Sjarifuddin Prawiranegara dan Mr Assaat |
DeIndonesia - Indonesia hingga saat ini mengakui bahwa hanya ada 7 Presiden yang pernah memimpin negara ini. Mereka adalah Soekarno, Soeharto, BJ Habibie, Abdurrahman Wahid, Megawati Soekarnoputri, Soesilo Bambang Yudhoyono, dan terbaru adalah Joko Widodo.
Tapi tahukah Anda ada dua Presiden yang pernah memimpin bangsa ini? Ya, mereka adalah Sjarifuddin Prawiranegara dan Mr Assaat. Kedua tokoh ini setidaknya dicacat negara pernah memimpin negara, meski keadaan saat itu situasi berbeda.
Sjarifuddin Prawiranegara pernah memimpin Indonesia disaat Presiden Soekarnao dan Wapres M Hatta di tangkap Belanda dalam Agresi Militer ke Ibukota RI, Jogjakarta 19 Desember 1948 dan di asingkan ke Bangka.
Sjarifuddin menggantikan kekosongan Presiden setelah mendapat mandat langsung dari Soekarno hingga pembebasan Soekarno oleh Belanda yang melalui perundingan yang dikenal dengan perundingan Roem Royen.
Kami, Presiden Republik Indonesia memberitakan bahwa pada hari minggu tgl 19 Desember 1948 djam 6 pagi Belanda telah memulai serangannja atas ibukota-jogjakarta. Djika dalam keadaan Pemerintah tidak dapat mendjalankan kewadjibannja lagi, kami menugaskan kepada Mr Sjafruddin Prawiranegara Menteri Kemakmuran RI untuk membentuk Pemerintahan Darurat di Sumatra
Presiden Soekarno dan Moh Hatta kembali ke Ibukota Jogjakarta pada tanggal 13 juli 1949, dan besoknya langsung melakukan pengembalian mandat dari Sjafruddin Prawiranegara kepada Soekarno sebagai Presiden RI yang diselanggarakan secara resmi.
Lalu, siapa Mr Assaat? Dirangkum dari berbagai sumber Mr Assaat lahir 18 September 1904. Ia adalah salah satu tokoh pejuang Indonesia, pemangku jabatan Presiden RI pada masa pemerintahan RI di Yogyakarta yang merupakan bagian dari Republik Indonesia Serikat (RIS). Artinya, Mr Assaat memimpin Indonesia pada saat negara ini dalam bentuk negara bagian, sama halnya dengan Amerika saat ini.
Kita mungkin kurang mengenal Mr Assaat sebagai seorang patriot yang tidak kecil andilnya menegakkan dan mempertahankan RI. Assaat adalah seorang yang setia memikul tanggung jawab, baik selama revolusi hingga pada tahap akhir penyelesaian revolusi.

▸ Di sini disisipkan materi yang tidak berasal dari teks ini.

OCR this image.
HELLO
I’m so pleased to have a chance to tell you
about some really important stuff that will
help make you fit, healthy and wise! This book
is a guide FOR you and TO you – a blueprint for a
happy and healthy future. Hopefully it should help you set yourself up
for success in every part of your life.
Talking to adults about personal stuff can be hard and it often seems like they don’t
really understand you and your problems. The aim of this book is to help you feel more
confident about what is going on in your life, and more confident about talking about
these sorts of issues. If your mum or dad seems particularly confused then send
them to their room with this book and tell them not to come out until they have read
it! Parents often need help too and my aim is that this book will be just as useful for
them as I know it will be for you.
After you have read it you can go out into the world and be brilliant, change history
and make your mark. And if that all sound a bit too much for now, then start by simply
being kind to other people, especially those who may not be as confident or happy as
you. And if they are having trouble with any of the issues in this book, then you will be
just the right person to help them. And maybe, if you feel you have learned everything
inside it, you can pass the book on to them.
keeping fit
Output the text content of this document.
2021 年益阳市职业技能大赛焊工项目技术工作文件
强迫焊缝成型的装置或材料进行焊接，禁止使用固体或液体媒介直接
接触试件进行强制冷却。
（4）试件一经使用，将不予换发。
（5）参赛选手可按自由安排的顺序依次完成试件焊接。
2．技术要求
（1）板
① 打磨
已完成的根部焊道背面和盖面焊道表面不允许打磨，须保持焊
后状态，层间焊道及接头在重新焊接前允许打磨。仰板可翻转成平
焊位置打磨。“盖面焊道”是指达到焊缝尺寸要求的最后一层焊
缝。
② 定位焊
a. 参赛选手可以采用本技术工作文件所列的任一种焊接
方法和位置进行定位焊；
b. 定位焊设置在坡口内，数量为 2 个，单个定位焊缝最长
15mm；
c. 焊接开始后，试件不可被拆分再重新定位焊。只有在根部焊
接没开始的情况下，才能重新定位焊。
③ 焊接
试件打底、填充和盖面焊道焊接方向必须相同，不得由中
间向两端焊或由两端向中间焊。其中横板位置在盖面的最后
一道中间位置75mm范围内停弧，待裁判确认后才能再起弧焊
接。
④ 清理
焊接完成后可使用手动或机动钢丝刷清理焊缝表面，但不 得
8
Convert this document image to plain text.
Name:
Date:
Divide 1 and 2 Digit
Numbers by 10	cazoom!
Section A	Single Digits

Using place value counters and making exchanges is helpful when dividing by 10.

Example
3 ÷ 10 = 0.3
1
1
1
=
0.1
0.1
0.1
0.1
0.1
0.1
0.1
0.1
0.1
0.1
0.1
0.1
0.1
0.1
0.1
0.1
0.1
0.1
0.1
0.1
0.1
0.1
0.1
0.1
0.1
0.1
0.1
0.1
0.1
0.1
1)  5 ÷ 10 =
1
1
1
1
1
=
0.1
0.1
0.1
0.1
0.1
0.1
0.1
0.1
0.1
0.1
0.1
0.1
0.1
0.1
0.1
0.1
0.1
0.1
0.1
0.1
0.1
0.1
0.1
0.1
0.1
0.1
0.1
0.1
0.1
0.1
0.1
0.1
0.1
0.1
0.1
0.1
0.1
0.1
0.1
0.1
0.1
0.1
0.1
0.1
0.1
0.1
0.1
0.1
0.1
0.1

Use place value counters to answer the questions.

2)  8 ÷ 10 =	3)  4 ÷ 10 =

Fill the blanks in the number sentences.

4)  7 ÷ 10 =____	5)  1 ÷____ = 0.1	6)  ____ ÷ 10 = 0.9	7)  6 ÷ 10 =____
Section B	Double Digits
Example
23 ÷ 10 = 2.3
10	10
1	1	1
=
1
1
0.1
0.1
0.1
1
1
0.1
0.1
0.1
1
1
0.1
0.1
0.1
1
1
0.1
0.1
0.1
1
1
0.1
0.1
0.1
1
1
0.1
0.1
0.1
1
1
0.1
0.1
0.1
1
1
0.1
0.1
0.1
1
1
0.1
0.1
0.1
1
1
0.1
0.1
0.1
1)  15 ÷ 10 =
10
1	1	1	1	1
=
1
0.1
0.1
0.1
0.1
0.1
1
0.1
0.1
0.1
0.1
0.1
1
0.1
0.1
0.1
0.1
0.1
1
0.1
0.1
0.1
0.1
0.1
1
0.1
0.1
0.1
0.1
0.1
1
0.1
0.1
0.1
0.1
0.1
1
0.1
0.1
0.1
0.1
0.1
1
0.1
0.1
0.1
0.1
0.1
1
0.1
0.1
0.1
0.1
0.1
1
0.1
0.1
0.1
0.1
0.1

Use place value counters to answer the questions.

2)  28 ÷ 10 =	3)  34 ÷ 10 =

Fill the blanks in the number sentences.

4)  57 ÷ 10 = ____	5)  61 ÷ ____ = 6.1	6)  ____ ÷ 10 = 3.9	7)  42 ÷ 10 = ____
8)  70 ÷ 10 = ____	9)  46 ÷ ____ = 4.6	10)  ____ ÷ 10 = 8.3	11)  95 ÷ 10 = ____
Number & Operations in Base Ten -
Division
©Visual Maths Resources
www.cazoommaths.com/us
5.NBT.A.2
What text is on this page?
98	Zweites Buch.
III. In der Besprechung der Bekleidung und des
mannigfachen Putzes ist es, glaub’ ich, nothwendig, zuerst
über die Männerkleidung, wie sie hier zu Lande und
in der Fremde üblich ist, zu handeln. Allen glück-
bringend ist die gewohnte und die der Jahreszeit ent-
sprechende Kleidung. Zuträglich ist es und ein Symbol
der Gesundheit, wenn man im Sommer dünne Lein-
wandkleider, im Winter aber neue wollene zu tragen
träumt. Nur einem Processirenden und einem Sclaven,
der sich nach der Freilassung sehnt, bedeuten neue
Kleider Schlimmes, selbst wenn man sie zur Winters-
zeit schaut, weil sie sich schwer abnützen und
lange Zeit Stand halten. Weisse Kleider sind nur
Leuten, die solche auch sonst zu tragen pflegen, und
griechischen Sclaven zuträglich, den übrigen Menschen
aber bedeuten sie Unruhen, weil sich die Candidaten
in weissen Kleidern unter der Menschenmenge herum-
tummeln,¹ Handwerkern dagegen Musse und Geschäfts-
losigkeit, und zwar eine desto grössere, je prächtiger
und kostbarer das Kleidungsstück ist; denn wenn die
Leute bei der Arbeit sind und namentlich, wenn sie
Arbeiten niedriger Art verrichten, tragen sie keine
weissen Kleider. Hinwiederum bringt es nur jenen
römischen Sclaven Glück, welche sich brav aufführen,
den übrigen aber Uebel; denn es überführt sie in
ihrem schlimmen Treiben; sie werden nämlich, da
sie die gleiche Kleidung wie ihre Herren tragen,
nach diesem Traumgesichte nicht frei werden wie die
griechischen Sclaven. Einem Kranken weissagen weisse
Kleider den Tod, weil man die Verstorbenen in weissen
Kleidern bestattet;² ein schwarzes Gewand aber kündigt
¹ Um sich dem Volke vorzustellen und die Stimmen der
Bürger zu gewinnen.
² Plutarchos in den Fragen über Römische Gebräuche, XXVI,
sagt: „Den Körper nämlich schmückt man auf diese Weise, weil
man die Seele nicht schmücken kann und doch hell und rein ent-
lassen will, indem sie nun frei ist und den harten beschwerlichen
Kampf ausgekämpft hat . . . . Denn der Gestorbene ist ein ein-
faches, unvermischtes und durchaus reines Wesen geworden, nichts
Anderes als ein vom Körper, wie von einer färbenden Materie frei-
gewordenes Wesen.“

Ia tetap berdiri pada posnya di Komite Nasional Indonesia Pusat (KNIP), tanpa mengenal pamrih. Sejak ia terpilih menjadi ketua KNIP, jabatan ini tak pernah lepas dari tangannya. Sampai kepadanya diserahkan tugas sebagai Penjabat Presiden RI di kota perjuangan di Yogyakarta.
Dari sejarah kepresidenan kedua tokoh pemimpin nasional diatas memang banyak memunculkan perdebatan. Banyak tokoh sejarah yang menilai kedua nama tersebut layak dicatat sebagai mantan Presiden, namun tidak sedikit pula yang menilai bahwa mereka tidak tepat bila disebut sebagi mantan Presiden Indonesia.
Menurut para sejarawan, Mr Assaat hanya memimpin Indonesia disaat negara ini berbentuk negara bagian, bukan Presiden Indonesia secara keseluruhan. Begitu pula dengan Sjarifuddin, beliau hanya memimpin Indonesia disaat pemerintahan darurat, saat Indonesia mengalami kekosongan jabatan Presiden.
Mungkin untuk kasus Sjarifuddin ini jika kita samakan dengan BJ Habibie, serupa tapi tak sama. Jika BJ Habibie pada saat itu menggantikan Presiden Soeharto, yang juga bisa dikatakan menggantikan jabatan Presiden karena kekosongan Presiden, maka Sjarifuddin kiranya layak mendapat gelar yang yang sama dengan BJ Habibie. Entahlah.